Through an automated system from PredictX – previously Pi Travel – the organisation will use artificial intelligence to analyse spending and activity data from previous trips to help it make better budgetary decisions. The system is also expected to improve UBS’s position when negotiating with travel service suppliers.
The PredictX platform will analyse five years of travel data, including travel costs and credit card spending, from across the company to predict future travel costs. Previously, the bank had to bring data together manually from various systems, some of which were external, in order to apply business intelligence to it. As a result, reports on spending were eight weeks old when management received them.
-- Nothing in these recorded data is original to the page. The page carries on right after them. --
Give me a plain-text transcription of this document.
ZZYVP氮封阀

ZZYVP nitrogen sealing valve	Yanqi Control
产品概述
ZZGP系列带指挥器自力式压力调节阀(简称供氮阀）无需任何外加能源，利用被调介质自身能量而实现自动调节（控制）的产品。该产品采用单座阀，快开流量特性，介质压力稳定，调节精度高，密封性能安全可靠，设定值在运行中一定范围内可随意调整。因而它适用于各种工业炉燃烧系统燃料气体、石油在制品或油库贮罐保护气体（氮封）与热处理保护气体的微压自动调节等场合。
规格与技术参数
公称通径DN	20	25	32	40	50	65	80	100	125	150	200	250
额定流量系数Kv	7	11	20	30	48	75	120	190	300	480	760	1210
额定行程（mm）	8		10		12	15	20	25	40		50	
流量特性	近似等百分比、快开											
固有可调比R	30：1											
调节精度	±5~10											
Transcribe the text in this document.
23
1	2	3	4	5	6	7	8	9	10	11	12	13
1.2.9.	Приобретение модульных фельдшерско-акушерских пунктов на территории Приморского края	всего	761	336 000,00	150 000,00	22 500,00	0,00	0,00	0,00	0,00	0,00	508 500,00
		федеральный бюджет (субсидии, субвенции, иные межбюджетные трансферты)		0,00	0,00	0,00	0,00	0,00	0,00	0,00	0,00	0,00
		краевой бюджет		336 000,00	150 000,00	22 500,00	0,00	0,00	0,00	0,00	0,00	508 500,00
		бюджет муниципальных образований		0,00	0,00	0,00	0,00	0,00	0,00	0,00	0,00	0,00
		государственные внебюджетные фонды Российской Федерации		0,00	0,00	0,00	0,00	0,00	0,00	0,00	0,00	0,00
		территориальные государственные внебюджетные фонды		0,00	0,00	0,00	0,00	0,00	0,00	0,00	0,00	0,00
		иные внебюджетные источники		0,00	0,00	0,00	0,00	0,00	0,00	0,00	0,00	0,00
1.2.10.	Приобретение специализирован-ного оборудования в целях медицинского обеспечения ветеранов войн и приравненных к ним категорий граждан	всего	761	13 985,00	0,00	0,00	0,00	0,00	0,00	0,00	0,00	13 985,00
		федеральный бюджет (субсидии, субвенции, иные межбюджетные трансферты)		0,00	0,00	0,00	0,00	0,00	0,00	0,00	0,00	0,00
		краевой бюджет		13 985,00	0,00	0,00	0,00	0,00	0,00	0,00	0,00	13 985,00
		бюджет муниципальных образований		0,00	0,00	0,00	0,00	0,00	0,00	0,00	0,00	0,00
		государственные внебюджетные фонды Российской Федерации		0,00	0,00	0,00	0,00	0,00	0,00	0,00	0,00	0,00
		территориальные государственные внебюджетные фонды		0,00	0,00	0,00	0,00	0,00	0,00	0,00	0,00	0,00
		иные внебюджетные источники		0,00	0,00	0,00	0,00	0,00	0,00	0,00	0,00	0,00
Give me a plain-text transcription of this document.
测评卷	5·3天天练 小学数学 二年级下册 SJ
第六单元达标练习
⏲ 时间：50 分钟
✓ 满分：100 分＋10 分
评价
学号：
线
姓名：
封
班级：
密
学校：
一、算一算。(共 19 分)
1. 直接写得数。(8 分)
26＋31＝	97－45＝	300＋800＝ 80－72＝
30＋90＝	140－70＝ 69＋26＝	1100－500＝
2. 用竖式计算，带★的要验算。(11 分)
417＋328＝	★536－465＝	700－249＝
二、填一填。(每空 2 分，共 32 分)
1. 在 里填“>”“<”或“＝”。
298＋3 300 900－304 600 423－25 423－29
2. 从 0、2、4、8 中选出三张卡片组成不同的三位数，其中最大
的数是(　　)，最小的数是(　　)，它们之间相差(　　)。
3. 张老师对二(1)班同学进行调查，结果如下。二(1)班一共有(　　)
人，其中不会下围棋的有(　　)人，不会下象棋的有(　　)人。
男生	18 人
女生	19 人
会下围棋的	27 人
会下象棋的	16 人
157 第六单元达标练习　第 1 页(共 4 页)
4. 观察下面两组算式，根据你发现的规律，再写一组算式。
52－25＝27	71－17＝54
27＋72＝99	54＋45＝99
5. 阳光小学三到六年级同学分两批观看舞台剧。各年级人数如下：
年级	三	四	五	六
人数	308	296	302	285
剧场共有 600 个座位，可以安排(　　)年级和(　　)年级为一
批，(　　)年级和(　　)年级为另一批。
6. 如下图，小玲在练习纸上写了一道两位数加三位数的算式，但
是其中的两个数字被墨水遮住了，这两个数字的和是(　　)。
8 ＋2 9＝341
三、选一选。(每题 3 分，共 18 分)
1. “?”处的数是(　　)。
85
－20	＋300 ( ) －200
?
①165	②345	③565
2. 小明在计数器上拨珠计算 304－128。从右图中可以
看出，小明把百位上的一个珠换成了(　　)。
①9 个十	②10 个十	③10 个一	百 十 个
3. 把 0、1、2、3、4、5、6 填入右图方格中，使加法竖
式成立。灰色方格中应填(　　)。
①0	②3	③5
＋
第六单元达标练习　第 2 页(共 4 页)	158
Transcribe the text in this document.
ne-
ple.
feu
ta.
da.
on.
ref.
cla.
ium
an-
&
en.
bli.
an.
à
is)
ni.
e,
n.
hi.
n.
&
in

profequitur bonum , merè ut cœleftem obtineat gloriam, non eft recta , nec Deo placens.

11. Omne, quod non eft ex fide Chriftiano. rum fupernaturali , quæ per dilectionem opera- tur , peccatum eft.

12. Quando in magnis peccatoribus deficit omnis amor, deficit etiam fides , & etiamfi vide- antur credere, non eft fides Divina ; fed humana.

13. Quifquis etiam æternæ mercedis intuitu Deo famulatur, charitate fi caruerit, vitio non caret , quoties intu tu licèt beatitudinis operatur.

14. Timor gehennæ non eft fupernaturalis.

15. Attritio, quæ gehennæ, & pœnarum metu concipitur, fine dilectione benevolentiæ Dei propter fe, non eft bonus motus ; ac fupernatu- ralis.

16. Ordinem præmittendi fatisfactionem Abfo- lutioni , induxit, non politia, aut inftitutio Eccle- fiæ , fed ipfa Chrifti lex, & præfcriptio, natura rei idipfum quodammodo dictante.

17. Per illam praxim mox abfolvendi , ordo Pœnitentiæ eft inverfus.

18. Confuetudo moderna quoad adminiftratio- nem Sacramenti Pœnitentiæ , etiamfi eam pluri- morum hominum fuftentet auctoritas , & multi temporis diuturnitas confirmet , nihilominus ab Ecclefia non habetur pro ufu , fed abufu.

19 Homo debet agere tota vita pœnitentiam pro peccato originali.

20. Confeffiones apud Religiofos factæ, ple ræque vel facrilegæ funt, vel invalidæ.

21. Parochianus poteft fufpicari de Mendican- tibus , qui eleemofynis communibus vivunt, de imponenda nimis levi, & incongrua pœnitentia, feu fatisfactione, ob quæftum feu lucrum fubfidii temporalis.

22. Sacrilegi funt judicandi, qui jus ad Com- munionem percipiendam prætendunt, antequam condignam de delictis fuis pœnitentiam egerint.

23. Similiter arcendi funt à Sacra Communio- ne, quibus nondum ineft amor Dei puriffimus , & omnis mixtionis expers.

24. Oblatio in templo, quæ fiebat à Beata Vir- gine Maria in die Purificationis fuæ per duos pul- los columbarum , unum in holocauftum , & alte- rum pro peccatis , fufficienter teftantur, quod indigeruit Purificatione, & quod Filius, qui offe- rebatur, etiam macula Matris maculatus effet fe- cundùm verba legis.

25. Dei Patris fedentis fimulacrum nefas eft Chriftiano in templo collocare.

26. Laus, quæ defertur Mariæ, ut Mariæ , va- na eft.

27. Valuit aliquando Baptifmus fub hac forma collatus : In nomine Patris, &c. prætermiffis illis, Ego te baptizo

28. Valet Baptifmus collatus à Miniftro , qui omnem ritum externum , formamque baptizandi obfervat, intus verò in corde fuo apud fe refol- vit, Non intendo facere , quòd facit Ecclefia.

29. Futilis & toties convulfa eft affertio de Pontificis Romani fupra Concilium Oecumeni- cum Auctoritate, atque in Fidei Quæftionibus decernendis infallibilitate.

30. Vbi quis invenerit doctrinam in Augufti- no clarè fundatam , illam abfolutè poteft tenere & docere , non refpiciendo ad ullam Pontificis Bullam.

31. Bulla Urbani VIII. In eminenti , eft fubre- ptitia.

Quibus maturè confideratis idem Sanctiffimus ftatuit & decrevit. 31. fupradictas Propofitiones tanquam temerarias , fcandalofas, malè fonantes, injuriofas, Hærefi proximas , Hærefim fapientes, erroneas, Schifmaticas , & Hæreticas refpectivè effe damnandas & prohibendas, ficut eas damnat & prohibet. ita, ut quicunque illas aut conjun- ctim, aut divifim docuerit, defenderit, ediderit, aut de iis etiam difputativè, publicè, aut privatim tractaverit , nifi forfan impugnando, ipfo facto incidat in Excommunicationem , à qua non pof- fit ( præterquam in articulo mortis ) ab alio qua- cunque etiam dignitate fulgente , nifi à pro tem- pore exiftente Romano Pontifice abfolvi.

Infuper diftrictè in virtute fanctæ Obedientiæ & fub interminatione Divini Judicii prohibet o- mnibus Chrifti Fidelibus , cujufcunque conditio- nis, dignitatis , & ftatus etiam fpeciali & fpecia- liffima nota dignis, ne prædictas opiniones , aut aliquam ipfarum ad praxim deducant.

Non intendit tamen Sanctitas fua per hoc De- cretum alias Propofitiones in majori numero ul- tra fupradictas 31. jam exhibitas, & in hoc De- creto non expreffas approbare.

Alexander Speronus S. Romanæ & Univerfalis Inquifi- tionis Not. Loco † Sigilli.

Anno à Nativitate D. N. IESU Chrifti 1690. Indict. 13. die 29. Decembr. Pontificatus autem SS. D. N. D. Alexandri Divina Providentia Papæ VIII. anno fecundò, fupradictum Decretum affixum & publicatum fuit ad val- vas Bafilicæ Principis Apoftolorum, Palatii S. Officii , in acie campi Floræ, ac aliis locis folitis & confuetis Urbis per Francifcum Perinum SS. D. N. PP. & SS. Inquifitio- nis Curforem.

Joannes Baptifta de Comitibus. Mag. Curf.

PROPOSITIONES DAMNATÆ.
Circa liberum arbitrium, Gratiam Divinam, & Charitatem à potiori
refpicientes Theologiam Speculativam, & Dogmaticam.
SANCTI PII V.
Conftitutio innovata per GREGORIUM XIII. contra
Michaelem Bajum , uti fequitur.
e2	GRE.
UBS is a global bank and its staff travel regularly, so it can make huge savings by managing costs effectively. “For us, accurate and transparent data analytics is mission critical, especially in a high-spend category such as travel,” said Mark Cuschieri, global travel lead at UBS. “Previously, it was impossible for our category managers to make proactive, vital business decisions on future spending. Typically, we were receiving static reports on trip spend eight weeks post-event.
“Slow data consolidation and single-layer reporting just couldn’t provide the insight needed – and certainly not in a way that would support our new global travel strategy and business requirements.”
Cuscheri added that the ability to predict costs and behaviour helps the bank negotiate better deals with its travel service providers. “Additional benefits of the predictive analytics platform include being able to have better informed negotiations with suppliers,” he said. “Complete and unequivocal historic spend data allows for accurate predictions of likely future spend, allowing mutually beneficial rates to be agreed.”